California's Universal Mail-In Ballot System is Ripe for Massive Fraud: Here's One Big Reason Why
The holes in the security of California's current electoral system, originally instituted by Governor Newsom, cause serious questions regarding the validity of the coming election
September 2, 2021
The discovery of 300 stolen mail-in ballots in the car of a man passed out in a 7-Eleven parking lot in Torrance on August 16 illustrates the potential for fraud in the coming gubernatorial recall election - or any election held via universally mailed ballots.
The security of the mailed-out ballot system relies on the diligence, care, and concern of numerous individuals, the massive majority of whom did not ask for the task and have no foreseeable interest in performing it. In other words, the general public. The citizens of California who are registered to vote did not ask for the job of ensuring the integrity of the election, but they are nevertheless those upon whom it depends.
This is how the universal mail-in ballot system works:
Ballots are mailed out by the registrar-recorders of each county in the state. Prior to September, 2020, ballots were only mailed to voters who asked for mail-in ballots. In the fall of 2020, Governor Newsom decreed that all ballots should be mailed to all voters, whether or not they asked for it. As an aside, this was an unlawful executive order as the conduct of elections in each state is supposed to be decided by the state's legislature, not by the executive branch. However, this defect was cured in February, 2021, when the state legislature approved a law, an "urgency statute," instituting universal mail-in ballots for all elections until January 1, 2022.
So here is the beginning of the problem:
The new law, SB 29, requires each county to put in a system that allows each voter to track their ballot through the mail system.

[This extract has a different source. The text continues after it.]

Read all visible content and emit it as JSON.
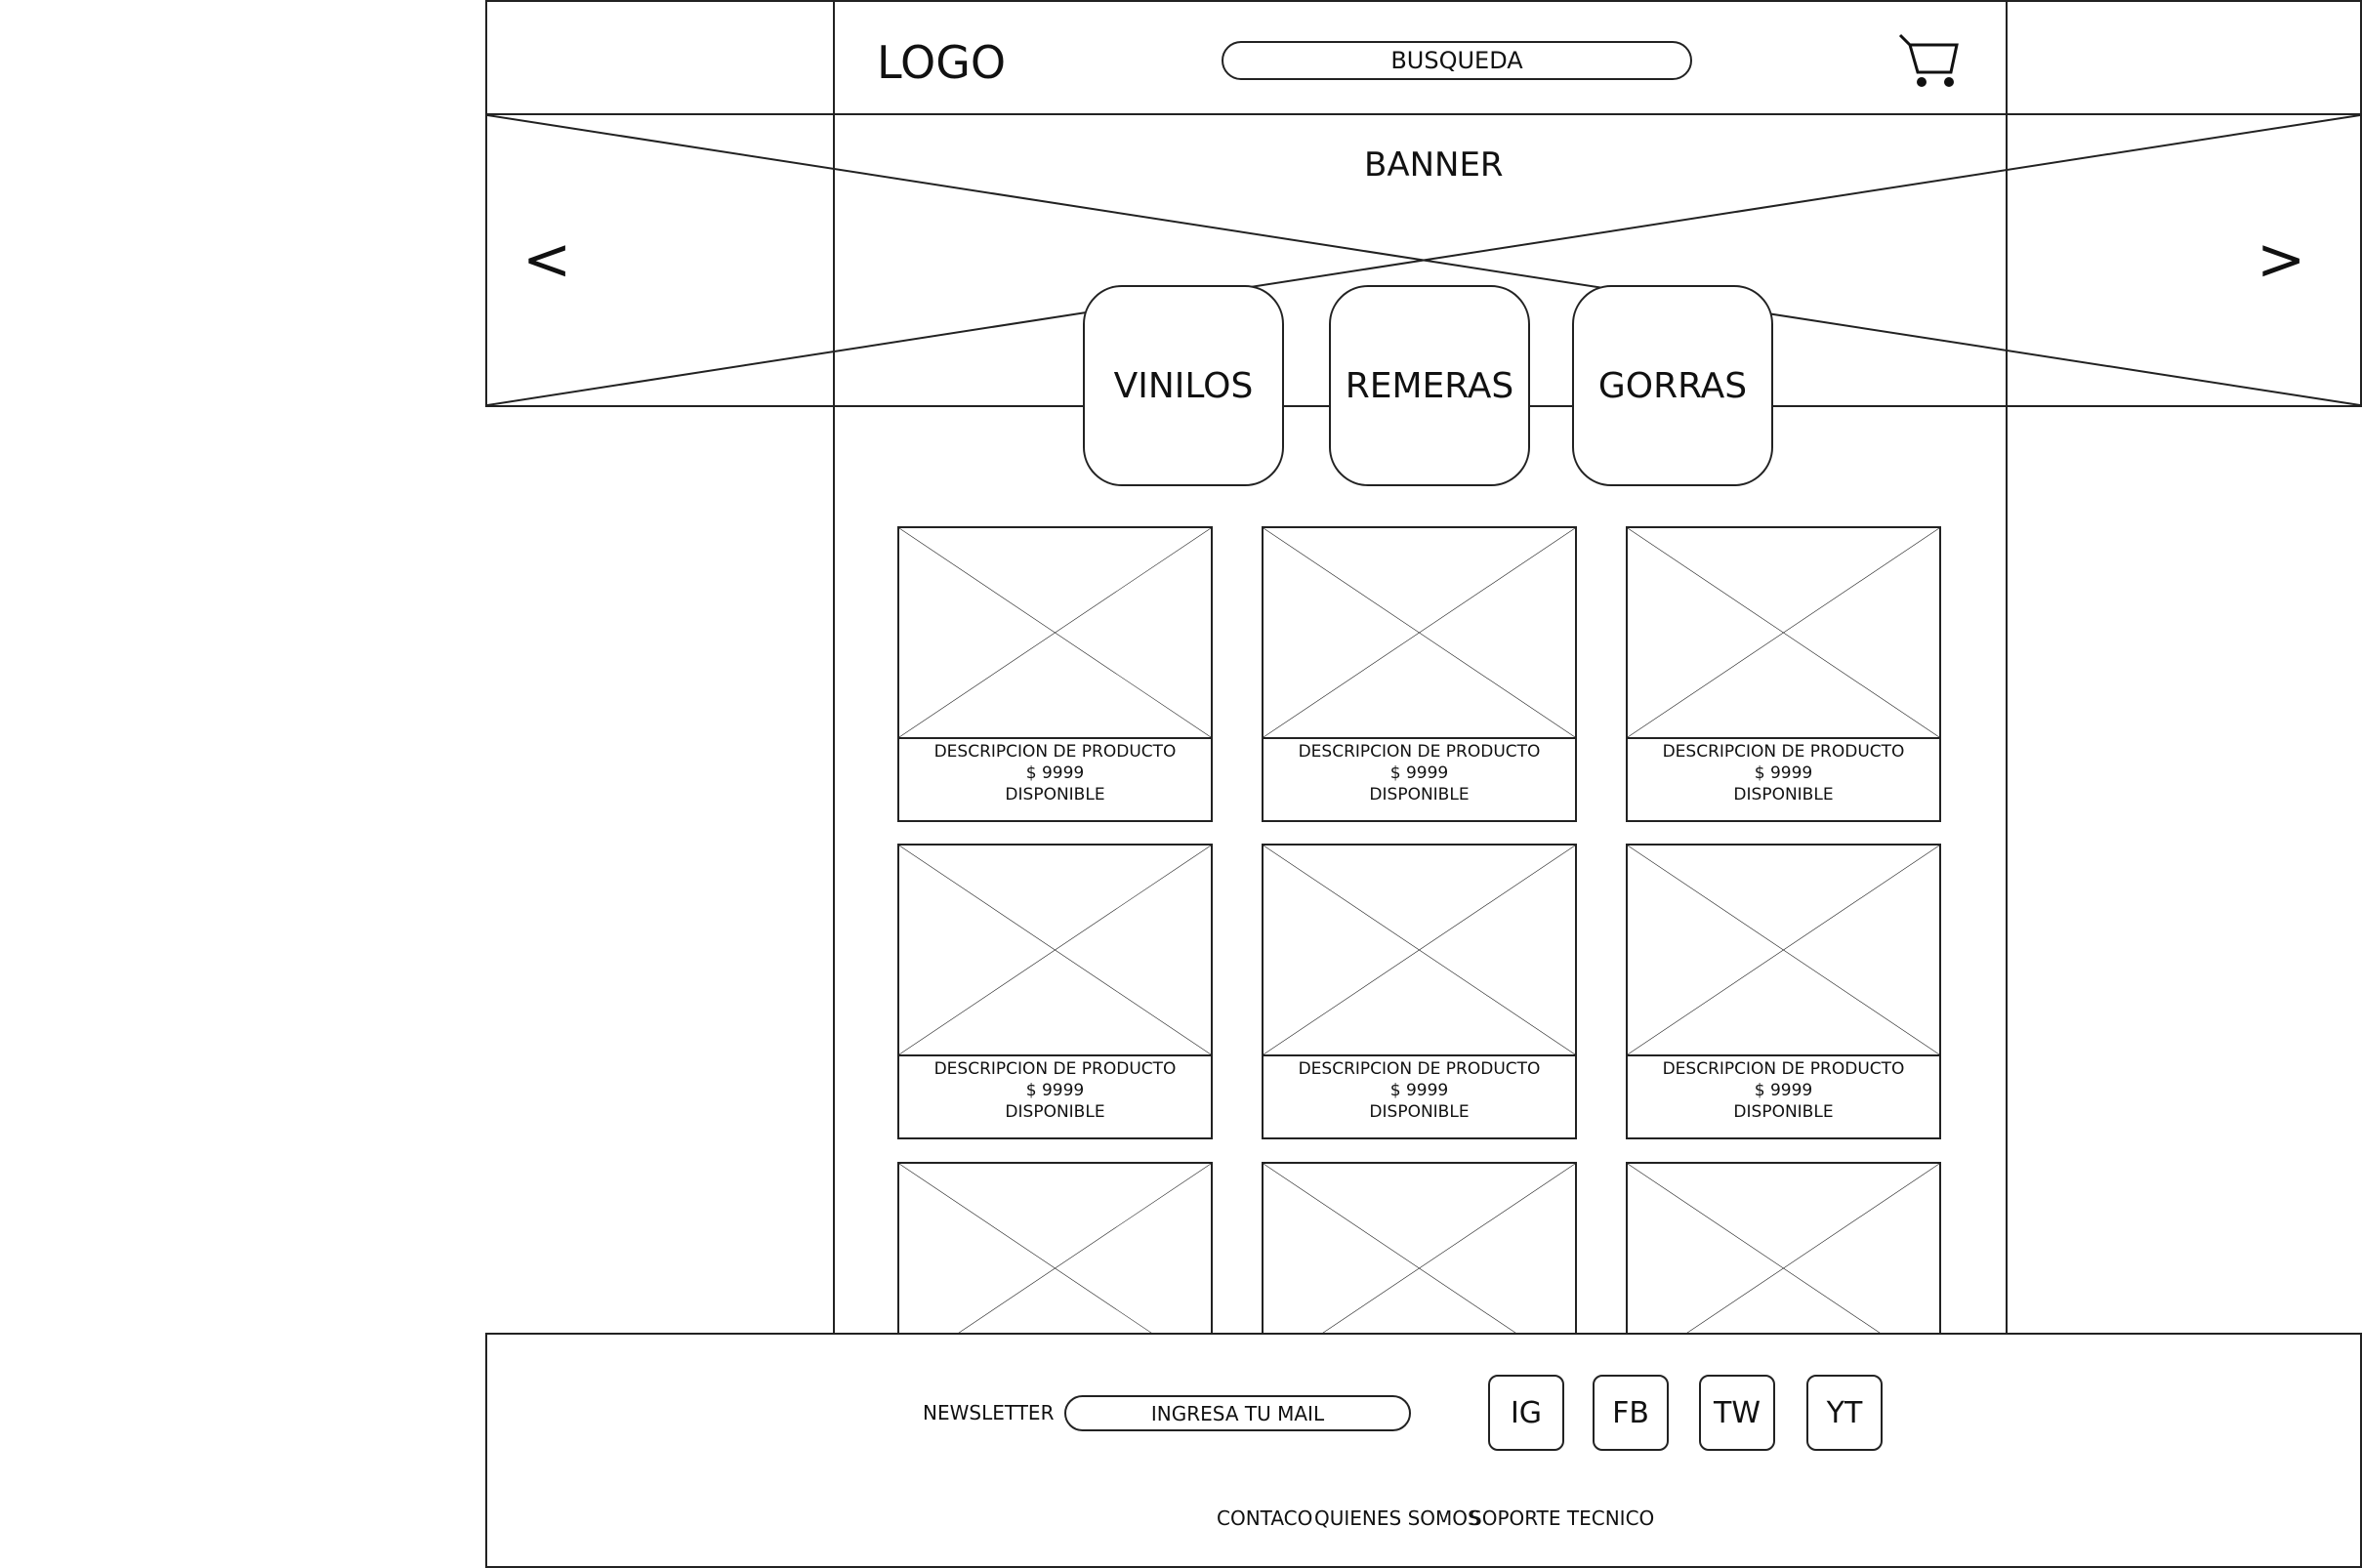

At a minimum, a voter should be able to register to receive information via email or text message, regarding when the ballot was mailed out, when it should be received, if it was marked undeliverable, and when it was received by the county elections official. The system should also inform the voter, should they have registered, if and when their completed ballot was counted, if it could not counted, and why not.

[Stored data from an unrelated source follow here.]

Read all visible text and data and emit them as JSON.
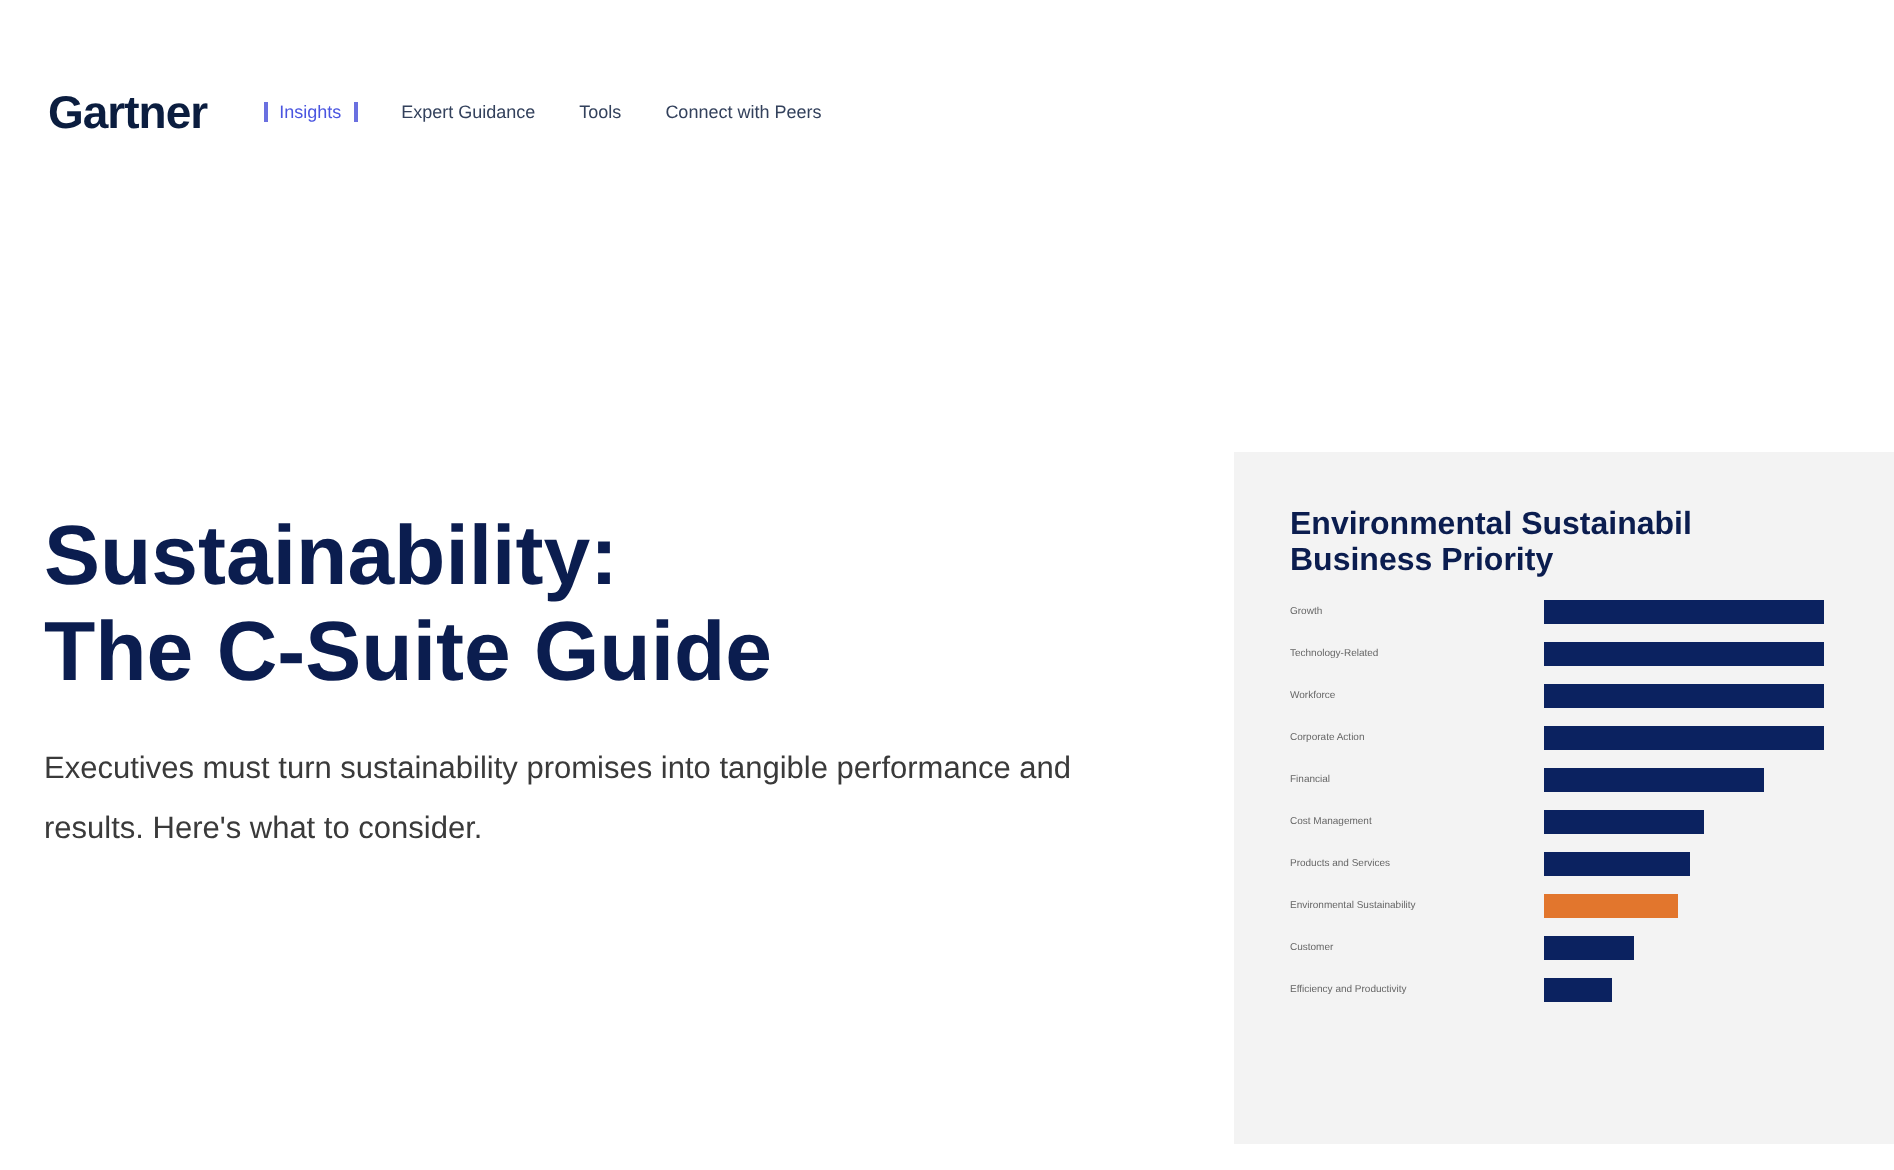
{
  "header": {
    "logo": "Gartner",
    "nav": [
      {
        "label": "Insights",
        "selected": true
      },
      {
        "label": "Expert Guidance",
        "selected": false
      },
      {
        "label": "Tools",
        "selected": false
      },
      {
        "label": "Connect with Peers",
        "selected": false
      }
    ]
  },
  "hero": {
    "title_lines": [
      "Sustainability:",
      "The C-Suite Guide"
    ],
    "description": "Executives must turn sustainability promises into tangible performance and results. Here's what to consider."
  },
  "chart_card": {
    "title_lines": [
      "Environmental Sustainabil",
      "Business Priority"
    ],
    "bars": [
      {
        "label": "Growth",
        "color": "#0b2260"
      },
      {
        "label": "Technology-Related",
        "color": "#0b2260"
      },
      {
        "label": "Workforce",
        "color": "#0b2260"
      },
      {
        "label": "Corporate Action",
        "color": "#0b2260"
      },
      {
        "label": "Financial",
        "color": "#0b2260"
      },
      {
        "label": "Cost Management",
        "color": "#0b2260"
      },
      {
        "label": "Products and Services",
        "color": "#0b2260"
      },
      {
        "label": "Environmental Sustainability",
        "color": "#e2762d"
      },
      {
        "label": "Customer",
        "color": "#0b2260"
      },
      {
        "label": "Efficiency and Productivity",
        "color": "#0b2260"
      }
    ]
  }
}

This all sounds fine until you think about it more carefully. The crux of the issue is the part about a voter registering to discover all of this crucial information about their ballot. Or even caring about the information. This will only be the case for highly motivated voters who actually intend to vote and who have time on their hands to register for alerts - undoubtedly no more than a tiny fraction of the registered voters in the state.
And yet this tiny fraction are the only people who are going to notice if their ballot is missing or if a ballot they did not fill out was received and counted.

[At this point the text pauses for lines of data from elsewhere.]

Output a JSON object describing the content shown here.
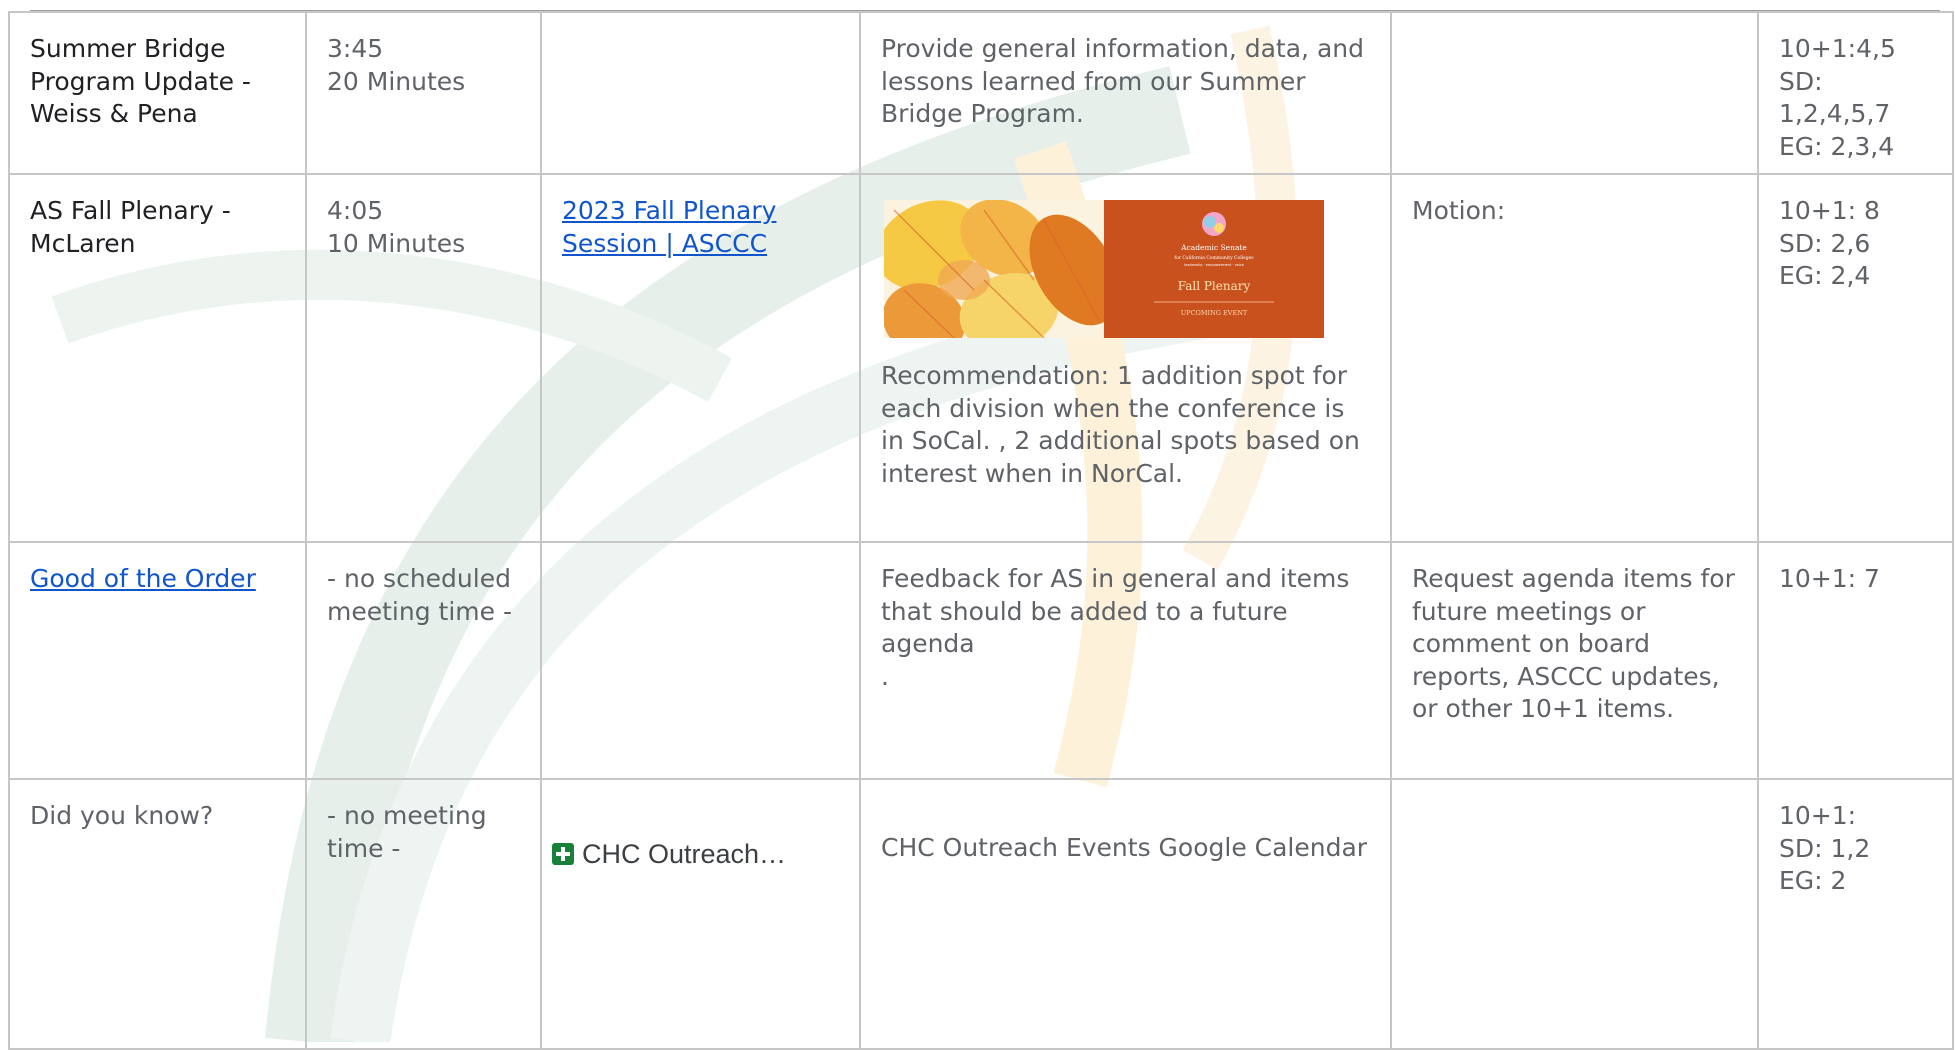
{
  "rows": [
    {
      "topic": "Summer Bridge Program Update - Weiss & Pena",
      "time": "3:45",
      "duration": "20 Minutes",
      "purpose": "Provide general information, data, and lessons learned from our Summer Bridge Program.",
      "standards": "10+1:4,5\nSD: 1,2,4,5,7\nEG: 2,3,4"
    },
    {
      "topic": "AS Fall Plenary - McLaren",
      "time": "4:05",
      "duration": "10 Minutes",
      "link_text": "2023 Fall Plenary Session | ASCCC",
      "banner": {
        "org_line1": "Academic Senate",
        "org_line2": "for California Community Colleges",
        "org_line3": "leadership · empowerment · voice",
        "event": "Fall Plenary",
        "tag": "UPCOMING EVENT",
        "colors": {
          "orange": "#c9511e",
          "leaf_light": "#f6c944",
          "leaf_dark": "#e07a22",
          "paper": "#fbf3df"
        }
      },
      "purpose": "Recommendation: 1 addition spot for each division when the conference is in SoCal. , 2 additional spots based on interest when in NorCal.",
      "action": "Motion:",
      "standards": "10+1: 8\nSD: 2,6\nEG: 2,4"
    },
    {
      "topic": "Good of the Order",
      "time": "- no scheduled meeting time -",
      "purpose": "Feedback for AS in general and items that should be added to a future agenda\n.",
      "action": "Request agenda items for future meetings or comment on board reports, ASCCC updates, or other 10+1 items.",
      "standards": "10+1: 7"
    },
    {
      "topic": "Did you know?",
      "time": "- no meeting time -",
      "chip_text": "CHC Outreach…",
      "chip_icon": "google-sheets-icon",
      "purpose": "CHC Outreach Events Google Calendar",
      "standards": "10+1:\nSD: 1,2\nEG: 2"
    }
  ],
  "colors": {
    "border": "#c6c6c6",
    "text_dark": "#202124",
    "text_gray": "#5f6368",
    "link": "#1155cc",
    "watermark_teal": "#e7efeb",
    "watermark_gold": "#fdf1d9"
  }
}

Should ballots be "misdelivered" and filled out by someone else, most people are not going to know. Either they didn't even plan to vote in the election (the majority or a significant minority), or they didn't have the time or knowledge to sign up for the alerts. There are also people who do not have email or text capability - the same people who aren't able to get an ID.
The potential for large numbers of ballots to be filled out by people to whom they do not belong or filled-out ballots being destroyed is gigantic. The number is as large the number of people who do not vote added to those who do vote but do not sign up for or look at their alerts.
The county registrar-recorder, who is actually responsible for the security of the election, has absolutely no way of ensuring election security, no way of knowing where the ballots are, who received them, or who actually filled them out (the idea they are going to check tens of thousands of signatures in any meaningful way is a joke).
This sort of election has no credibility.